Ali Sami Yen futbolun, ancak bir kulüp çatısı altında, kurallarının öğrenilerek ve belli bir disiplinle, oynanması gereğini anlar. Sınıf arkadaşları Emin Bülent, Asım Tevfik ile başbaşa verip kulübü kurmaya karar verirler. Kulüp kurulur, tarih 1 Ekim 1905’tir.
Aslan Galatasaray;
Nihat, Mekteb-i Sultani öğrencisidir ve tam bir atlet kompledir. Nihat, tek adım, üç adım ve yüksek atlar. Yüzme, kürek, tenis ve binicilik sporlarında da başarılıdır. Orta okulu bitirdikten sonra, Mekteb-i Sultani’den ayrılarak Deniz Harp Okulu’na devam eder. Aynı zamanda 1916 yılında, Galatasaray futbol takımında da oynamaya başlamıştır
Nihat Bey futbol oynadığı 18 yıl boyunca daima fedâkar, çoşkulu ve savaşçı bir santrhaf (stoper) olduğundan, Galatasaraylılar tarafından maçlarda “Aslan Nihat” tezahüratıyla teşvik edilmiş ve yüreklendirilmiştir.
Nihat Bekdik futbol tarihinde iz bırakan büyük kaptanlardandır. Futbolu 1936 yılında bırakmıştır. Ancak, lâkabı olan “Aslan”, Galatasaray futbol takımına kalmıştır ve günümüze kadar devam etmiştir.
Nihat Bekdik beyefendiyi Galatasaray camiası günümüzde de saygı ve rahmetle anmaya devam etmektedir.
Aslan Galatasaray sloganı, kulüp taraftarları başta olmak üzere yazılı ve görsel medya tarafından benimsenmiş, sembolleştirilmiştir.
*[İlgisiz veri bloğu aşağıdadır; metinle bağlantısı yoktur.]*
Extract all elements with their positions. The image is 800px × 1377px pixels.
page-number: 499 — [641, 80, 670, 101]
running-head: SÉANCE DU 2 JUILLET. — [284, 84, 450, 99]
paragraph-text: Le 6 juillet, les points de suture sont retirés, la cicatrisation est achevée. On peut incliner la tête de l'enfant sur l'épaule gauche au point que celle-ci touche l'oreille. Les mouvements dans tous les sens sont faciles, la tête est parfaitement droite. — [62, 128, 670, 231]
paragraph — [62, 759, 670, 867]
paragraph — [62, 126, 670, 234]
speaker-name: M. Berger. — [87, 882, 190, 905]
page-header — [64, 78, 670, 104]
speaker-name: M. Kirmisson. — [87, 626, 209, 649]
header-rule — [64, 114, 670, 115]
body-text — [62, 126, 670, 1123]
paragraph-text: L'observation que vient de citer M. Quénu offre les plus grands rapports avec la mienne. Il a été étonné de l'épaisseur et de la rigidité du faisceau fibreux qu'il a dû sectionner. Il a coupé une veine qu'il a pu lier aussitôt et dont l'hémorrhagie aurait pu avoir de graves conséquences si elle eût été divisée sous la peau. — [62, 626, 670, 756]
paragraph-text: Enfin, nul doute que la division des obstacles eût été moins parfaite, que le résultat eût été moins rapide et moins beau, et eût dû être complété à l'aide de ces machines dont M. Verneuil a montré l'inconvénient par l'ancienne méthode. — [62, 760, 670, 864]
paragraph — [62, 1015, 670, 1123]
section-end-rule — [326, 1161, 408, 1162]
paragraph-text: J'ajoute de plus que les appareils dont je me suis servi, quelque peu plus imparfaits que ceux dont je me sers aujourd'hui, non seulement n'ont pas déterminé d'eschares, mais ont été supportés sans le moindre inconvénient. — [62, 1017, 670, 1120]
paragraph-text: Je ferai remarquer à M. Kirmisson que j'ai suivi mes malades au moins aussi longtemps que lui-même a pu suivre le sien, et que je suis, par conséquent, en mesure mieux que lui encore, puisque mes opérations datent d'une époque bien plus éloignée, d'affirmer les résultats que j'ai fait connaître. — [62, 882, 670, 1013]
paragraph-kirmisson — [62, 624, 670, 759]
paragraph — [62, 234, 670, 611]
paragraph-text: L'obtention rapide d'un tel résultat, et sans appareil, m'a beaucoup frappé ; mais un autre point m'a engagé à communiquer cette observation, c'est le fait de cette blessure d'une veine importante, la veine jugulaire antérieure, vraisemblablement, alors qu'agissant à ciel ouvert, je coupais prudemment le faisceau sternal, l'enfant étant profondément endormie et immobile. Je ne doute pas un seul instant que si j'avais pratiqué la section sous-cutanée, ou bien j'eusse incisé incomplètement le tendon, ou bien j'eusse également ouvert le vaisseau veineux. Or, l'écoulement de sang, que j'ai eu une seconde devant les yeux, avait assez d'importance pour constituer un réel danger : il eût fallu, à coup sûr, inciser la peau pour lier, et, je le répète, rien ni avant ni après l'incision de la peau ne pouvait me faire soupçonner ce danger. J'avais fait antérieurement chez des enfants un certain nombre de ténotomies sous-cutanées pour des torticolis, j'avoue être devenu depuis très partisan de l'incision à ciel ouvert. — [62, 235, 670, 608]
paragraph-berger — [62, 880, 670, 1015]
Bu durum günümüzde de devam etmektedir.
Cim Bom Bom;
Galatasaray futbolcusu Mahmut Sabit (Cinol), babasının arzusuyla, takımdan ayrılır (1920) ve İsviçre’ye eğitimini sürdürmeye gider.
İyi futbol oynadığından İsviçre Servette kulübüne yazılır. Bir süre sonra da, takımda oynamaya başlar.
Servette takımının santraforu Jim isimli bir İngiliz’dir. Maçlarda Servette taraftarları Jim’in hırslı, İstekli ve çoşkulu oynaması ve gol atmaya daha fazla çaba göstermesi için, “Jim Bom Bom!… Jim Bom Bom!…” diye tezahürat yaparlarmış.
Mahmut Sabit 1924’te Türkiye’ye dönüp tekrardan Galatasaray’da oynamaya başlar. İsviçre’de Jim’e yapılan bu tezahürattan bahsedince, Galatasaray lisesi öğrencileri kısa süre içinde, bu sloganı Galatasaray’a uyarlarlar.
Böylece “Re! Re! Re! Ra! Ra! Ra! Galatasaray Galatasaray Cim Bom Bom!” meydana gelir.
Günümüzde de Galatasaray taraftarları tüm branşlardaki sporcularını gayrete getirmek için bu tezahüratı devam ettirmektedirler. Herhalde İsviçreliler Jim’i çoktan unutmuşlardır.
Ancak Jim’in şanslı bir sporcu olduğu anlaşılmaktadır. Zira ismi, Galatasaray taraftarları sayesinde, hâlâ anılmaktadır. Ve sonsuza dek anılacaktır.